Take one of the problem computers, move it to a known-good port in another part of the building. One that’s [B]not[/B] connected to the same switch that the other 60 are on.
-
Test done - realtek.pxe and realtek.kpxe both do the same thing - link down, network starting, and then link up.
[QUOTE]Take one of the problem computers, move it to a known-good port in another part of the building. Preferably one that’s not connected to the same switch that the other 60 are on.[/QUOTE]
I did that earlier too, guess I forgot to mention that. Problem computer in Building A, moved to another room on another switch, same behavior.
-
Then the problem must be the top-level device in building A.
Because the Lenovo M72e Tiny works in Building “B”, with FOG server/nodes
But not in Building “A” with the [B]same[/B] FOG server/nodes.YET, other clients in building “A” work with the [B]same[/B] FOG server/nodes; even if they are connected to the Lenovo M72e Tiny’s network ports.
I’m very sure this is a network issue.
-
I’d like to believe that and it really does appear to be a network issue.
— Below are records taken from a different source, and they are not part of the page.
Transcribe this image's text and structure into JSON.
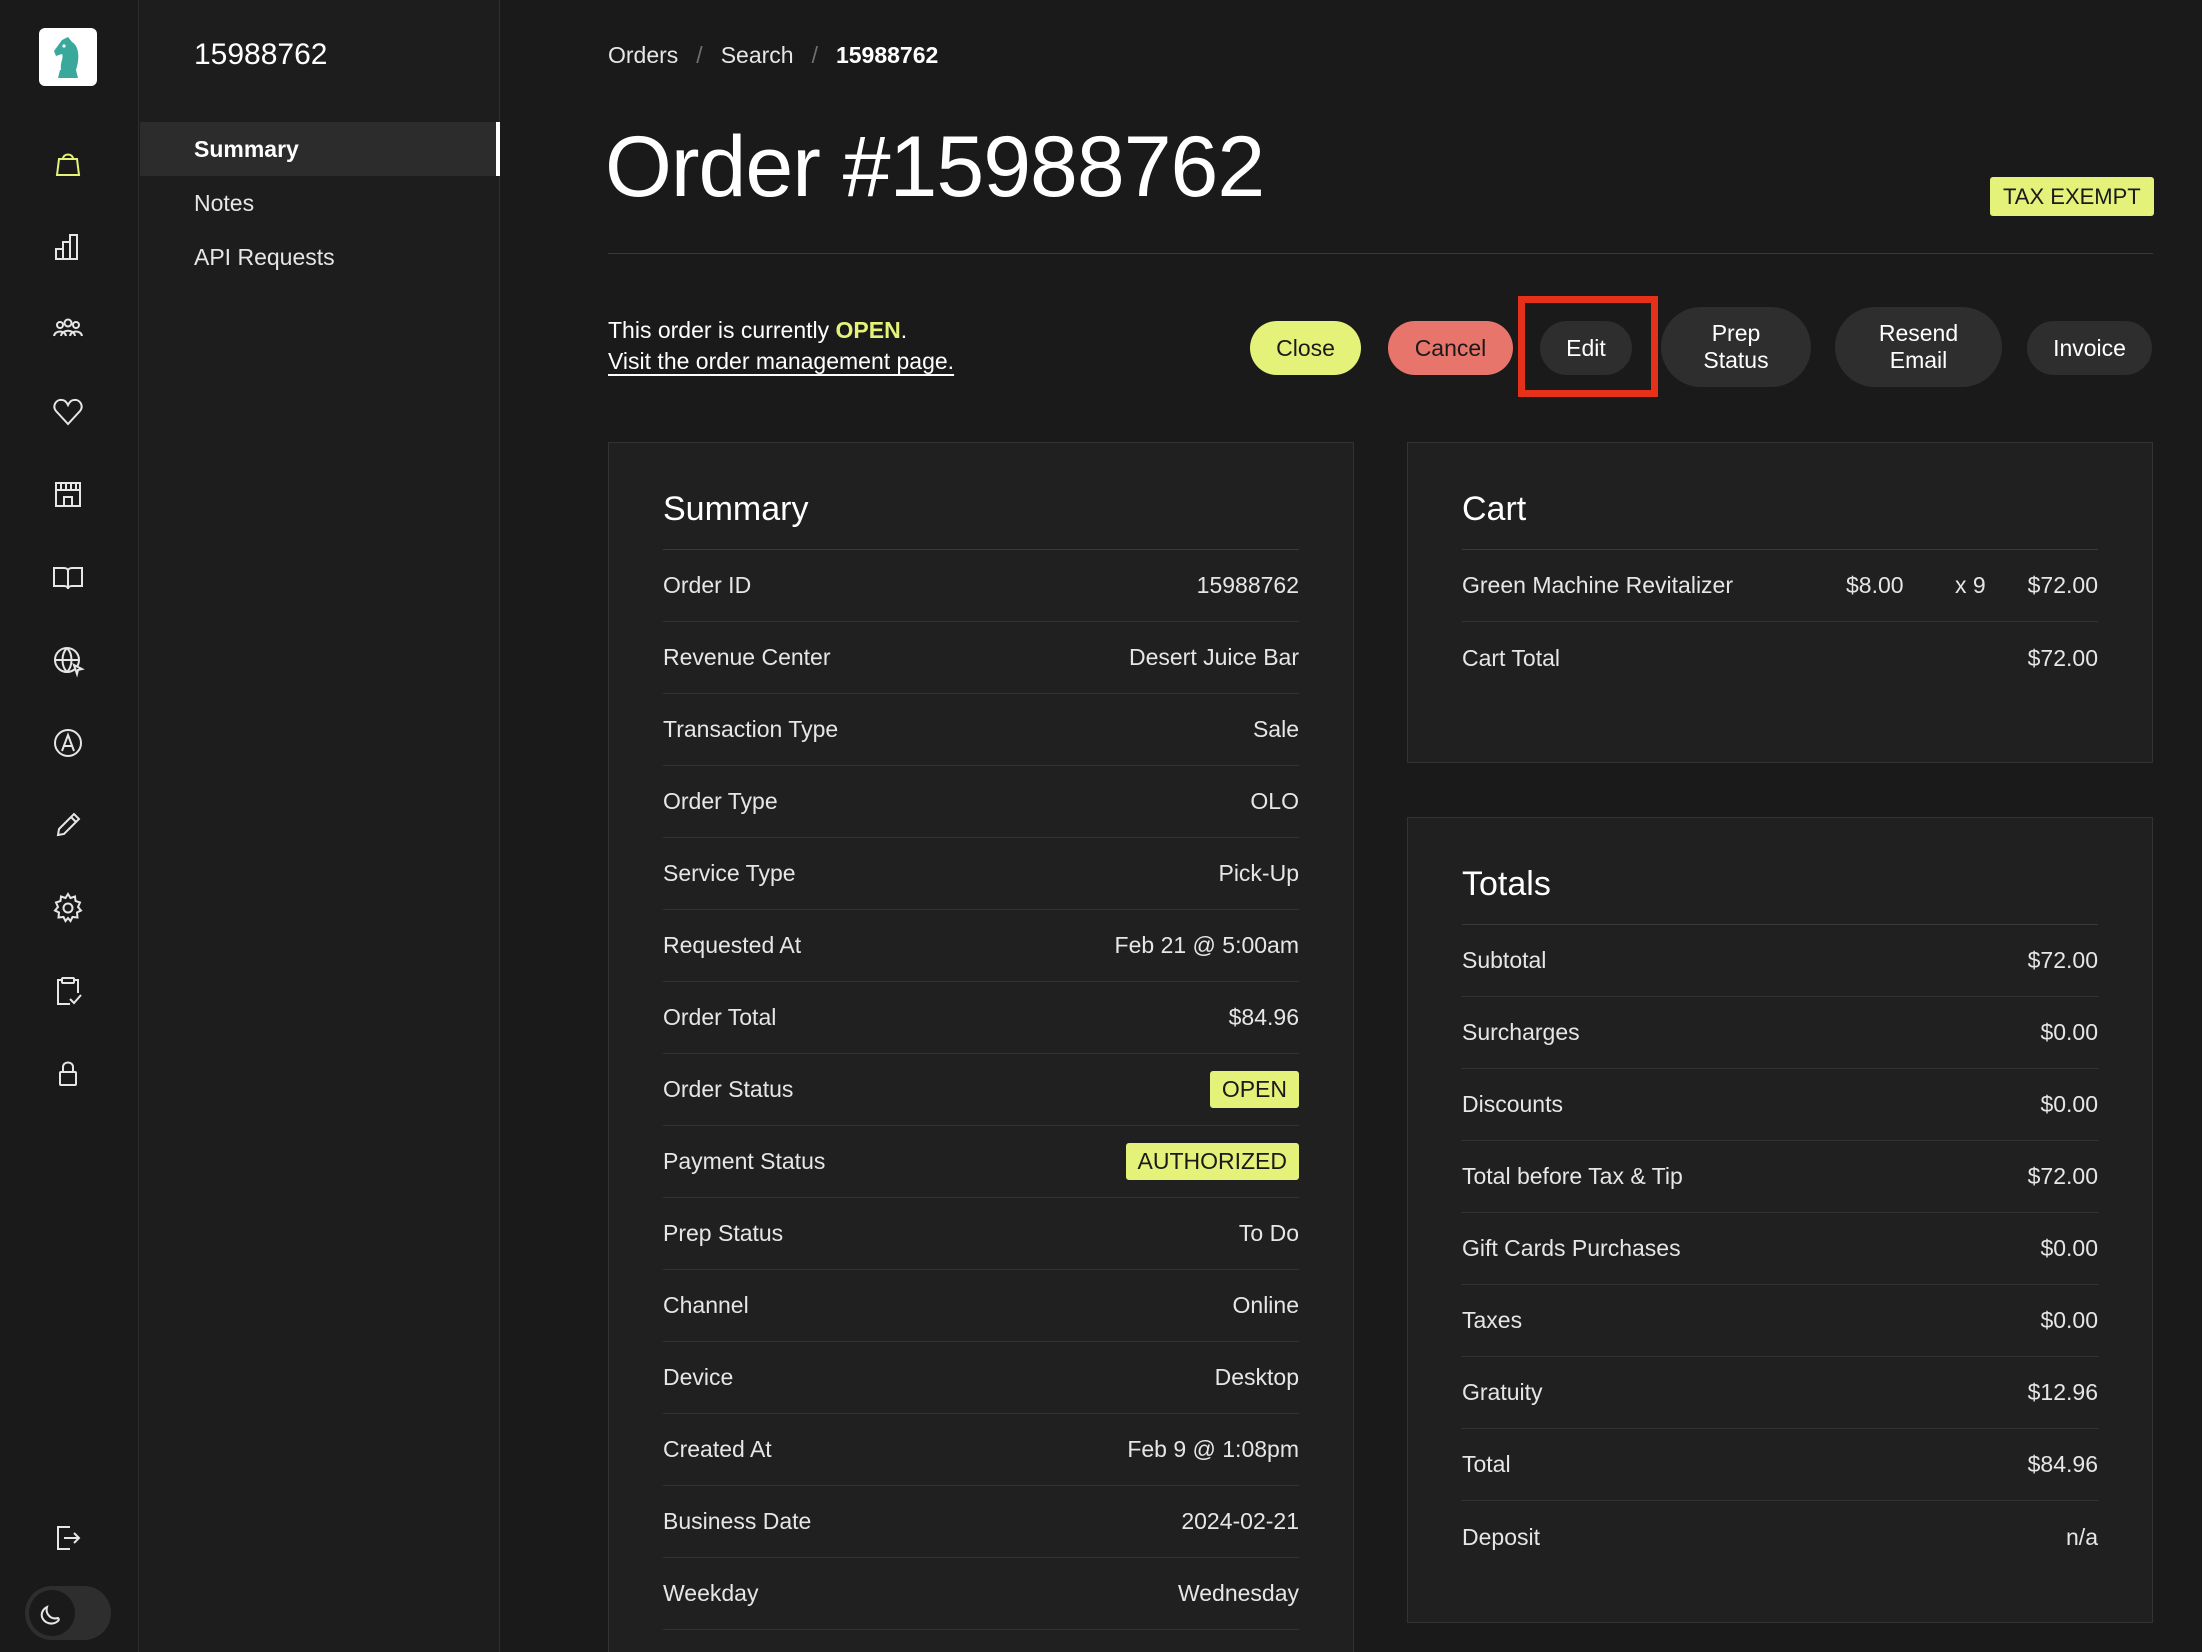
{
  "subnav": {
    "title": "15988762",
    "items": [
      {
        "label": "Summary"
      },
      {
        "label": "Notes"
      },
      {
        "label": "API Requests"
      }
    ]
  },
  "breadcrumb": {
    "items": [
      "Orders",
      "Search",
      "15988762"
    ],
    "separator": "/"
  },
  "header": {
    "title": "Order #15988762",
    "badge": "TAX EXEMPT"
  },
  "status": {
    "prefix": "This order is currently ",
    "state": "OPEN",
    "suffix": ".",
    "link": "Visit the order management page."
  },
  "actions": {
    "close": "Close",
    "cancel": "Cancel",
    "edit": "Edit",
    "prep_status_1": "Prep",
    "prep_status_2": "Status",
    "resend_1": "Resend",
    "resend_2": "Email",
    "invoice": "Invoice"
  },
  "summary": {
    "title": "Summary",
    "rows": [
      {
        "label": "Order ID",
        "value": "15988762"
      },
      {
        "label": "Revenue Center",
        "value": "Desert Juice Bar"
      },
      {
        "label": "Transaction Type",
        "value": "Sale"
      },
      {
        "label": "Order Type",
        "value": "OLO"
      },
      {
        "label": "Service Type",
        "value": "Pick-Up"
      },
      {
        "label": "Requested At",
        "value": "Feb 21 @ 5:00am"
      },
      {
        "label": "Order Total",
        "value": "$84.96"
      },
      {
        "label": "Order Status",
        "value": "OPEN"
      },
      {
        "label": "Payment Status",
        "value": "AUTHORIZED"
      },
      {
        "label": "Prep Status",
        "value": "To Do"
      },
      {
        "label": "Channel",
        "value": "Online"
      },
      {
        "label": "Device",
        "value": "Desktop"
      },
      {
        "label": "Created At",
        "value": "Feb 9 @ 1:08pm"
      },
      {
        "label": "Business Date",
        "value": "2024-02-21"
      },
      {
        "label": "Weekday",
        "value": "Wednesday"
      }
    ]
  },
  "cart": {
    "title": "Cart",
    "item": {
      "name": "Green Machine Revitalizer",
      "price": "$8.00",
      "qty": "x 9",
      "total": "$72.00"
    },
    "total_label": "Cart Total",
    "total_value": "$72.00"
  },
  "totals": {
    "title": "Totals",
    "rows": [
      {
        "label": "Subtotal",
        "value": "$72.00"
      },
      {
        "label": "Surcharges",
        "value": "$0.00"
      },
      {
        "label": "Discounts",
        "value": "$0.00"
      },
      {
        "label": "Total before Tax & Tip",
        "value": "$72.00"
      },
      {
        "label": "Gift Cards Purchases",
        "value": "$0.00"
      },
      {
        "label": "Taxes",
        "value": "$0.00"
      },
      {
        "label": "Gratuity",
        "value": "$12.96"
      },
      {
        "label": "Total",
        "value": "$84.96"
      },
      {
        "label": "Deposit",
        "value": "n/a"
      }
    ]
  },
  "icons": {
    "rail": [
      "orders-bag-icon",
      "reports-chart-icon",
      "customers-icon",
      "loyalty-heart-icon",
      "stores-icon",
      "menus-book-icon",
      "web-icon",
      "accounts-icon",
      "design-pencil-icon",
      "settings-gear-icon",
      "clipboard-check-icon",
      "lock-icon",
      "logout-icon",
      "moon-icon"
    ]
  },
  "colors": {
    "accent": "#e4f27a",
    "danger": "#e8756b",
    "highlight": "#e6311a",
    "background": "#1a1a1a"
  }
}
But what I don’t understand is the issue started happening immediately after the update.
2 weeks ago I was on r2961 and imaged the lab without a problem. This week I updated to r3287 and this problem appears. Nothing else changed - no switch configurations, no dhcp server changes. The only variable that changed here is the revision of fog.
I think tomorrow I’ll fire up another virtual server and install r2961. I’d like to have that running and temporarily point dhcp option 66 to the new server just to (hopefully)prove or deny that the network is still functioning correctly. I’ll let you know what I find.
-
If it does work, we should slowly iterate up in the revisions until we find where it breaks.
This will help the developers with creating a fix.
-
What’s most intriguing to me is that it doesn’t work at one level but works fine elsewhere?
-
[QUOTE]What’s most intriguing to me is that it doesn’t work at one level but works fine elsewhere?[/QUOTE]
That’s very interesting to me too. And yet there are other machines connected to the same switch that are working, exact same port configurations.So the latest update: I did a fresh install of Ubuntu 12.04 and fog r2961. Much to my surprise, I’m seeing the same behavior - the network is starting before the link is up, and it’s not getting an IP. “Downloading kernels and inits…OK” Is it downloading the latest and greatest kernel/init, no matter which revision I’m on? I did go into settings and revert back to a kernel from February, but same results. What does the init.xz file do, and is there a way I can get a version of that from back in February?